函館を中心に、津軽海峡から噴火湾(うちうらわん)沿岸にかけて育つのが真昆布(まこんぶ)です。暖流(対馬海流)と寒流(親潮)が交わる海域で、葉が肉厚で幅広く、澄んで甘みのある出汁が出ます。函館は国内昆布生産の約30%を占める最大の産地で、2017年に地元の漁業協同組合が「函館真昆布」として呼称を統一しました。京都の料亭や懐石の現場で、一番出汁の土台として古くから重用されてきた昆布です。浜の名で「白口浜」「黒口浜」「本場折浜」と呼び分ける伝統も残っています。

道北 — 利尻昆布

利尻島・礼文島・稚内、いわゆる宗谷の海で採れるのが利尻昆布(りしりこんぶ)。対馬海流の北上する日本海側に育ち、真昆布よりやや塩味があり、身は硬め。出汁は透明度が高く、上品で香りが立つのが特徴です。京都の懐石・精進料理で好まれてきたのが利尻昆布で、澄まし汁や湯豆腐のように、出汁そのものを味わう料理に向きます。寒い海でゆっくり育つぶん、旨味が凝縮するといわれます。

道東 — 羅臼昆布

知床半島の付け根、羅臼から根室にかけての海で採れるのが羅臼昆布(らうすこんぶ)。親潮(寒流)が強く流れ込み、栄養塩が豊富な海域です。出汁は濃く、わずかに黄色く濁りますが、香りが立ち、甘みと旨味の押し出しが強い。澄んだ汁物よりも、煮物や鍋、つけ汁のように味をしっかり受け止める料理で本領を発揮します。「だしの王様」と呼ばれることがあるのは、この濃度ゆえです。

道南太平洋岸 — 日高昆布

日高地方、襟裳岬周辺の太平洋岸で採れるのが日高昆布(ひだかこんぶ)。正式名称は三石昆布(みついしこんぶ)。葉がやわらかく煮えやすいのが身上で、出汁にも使えますが、昆布巻き・おでん・佃煮など、昆布そのものを食べる料理にも向きます。家庭の台所でいちばん身近な昆布、といっていい立ち位置です。

北前船と昆布ロード

北海道(蝦夷地)の昆布が関西の食卓を支えるようになったのは、江戸時代に整備された西廻り航路、いわゆる北前船によります。日本海を南下して下関を回り、瀬戸内海を経て大阪・堺へ。これが「昆布ロード」と呼ばれる流通の幹線でした。

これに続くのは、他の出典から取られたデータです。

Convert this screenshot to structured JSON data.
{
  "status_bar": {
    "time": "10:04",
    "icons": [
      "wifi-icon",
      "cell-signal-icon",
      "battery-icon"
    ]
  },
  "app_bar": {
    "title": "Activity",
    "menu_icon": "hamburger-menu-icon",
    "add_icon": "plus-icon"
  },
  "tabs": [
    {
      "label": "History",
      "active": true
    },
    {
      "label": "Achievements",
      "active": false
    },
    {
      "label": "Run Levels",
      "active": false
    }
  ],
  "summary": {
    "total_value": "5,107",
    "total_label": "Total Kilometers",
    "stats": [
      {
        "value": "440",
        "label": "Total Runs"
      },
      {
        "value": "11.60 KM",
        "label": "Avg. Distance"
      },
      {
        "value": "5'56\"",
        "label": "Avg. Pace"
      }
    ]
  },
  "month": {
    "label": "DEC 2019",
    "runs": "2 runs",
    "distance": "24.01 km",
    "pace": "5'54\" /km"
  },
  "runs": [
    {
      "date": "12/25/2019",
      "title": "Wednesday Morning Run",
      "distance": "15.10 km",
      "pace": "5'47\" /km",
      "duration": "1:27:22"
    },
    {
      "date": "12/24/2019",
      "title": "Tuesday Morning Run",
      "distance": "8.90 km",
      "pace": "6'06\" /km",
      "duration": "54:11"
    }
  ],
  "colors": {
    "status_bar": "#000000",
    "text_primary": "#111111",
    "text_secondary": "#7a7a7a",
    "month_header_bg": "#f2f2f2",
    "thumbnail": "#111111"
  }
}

大阪にはおもに道南の真昆布が大量に運ばれ、堺は昆布加工の集積地となります。京都には利尻昆布が好んで荷揚げされ、懐石のだし文化が育ちました。一方で、上質な昆布から先に関西で売れていった結果、江戸(関東)へは残りが回り、関東の出汁が鰹節寄りに発達した、ともいわれています。さらに昆布ロードは薩摩から琉球を経由して清(中国)にまで伸び、沖縄のクーブイリチーのような昆布料理を生むことになりました。

もう一歩先へ

同じ「昆布だし」でも、選ぶ昆布で料理の輪郭は変わります。澄んだ吸い物や湯豆腐なら利尻、関西風のうどんつゆや一番出汁なら真昆布、煮物や鍋でだしごと食べさせるなら羅臼、家庭の常備と昆布巻きには日高、というのが伝統的な使い分けです。台所の棚に二種類置いてみる、というところから、産地の違いは案外はっきり感じられます。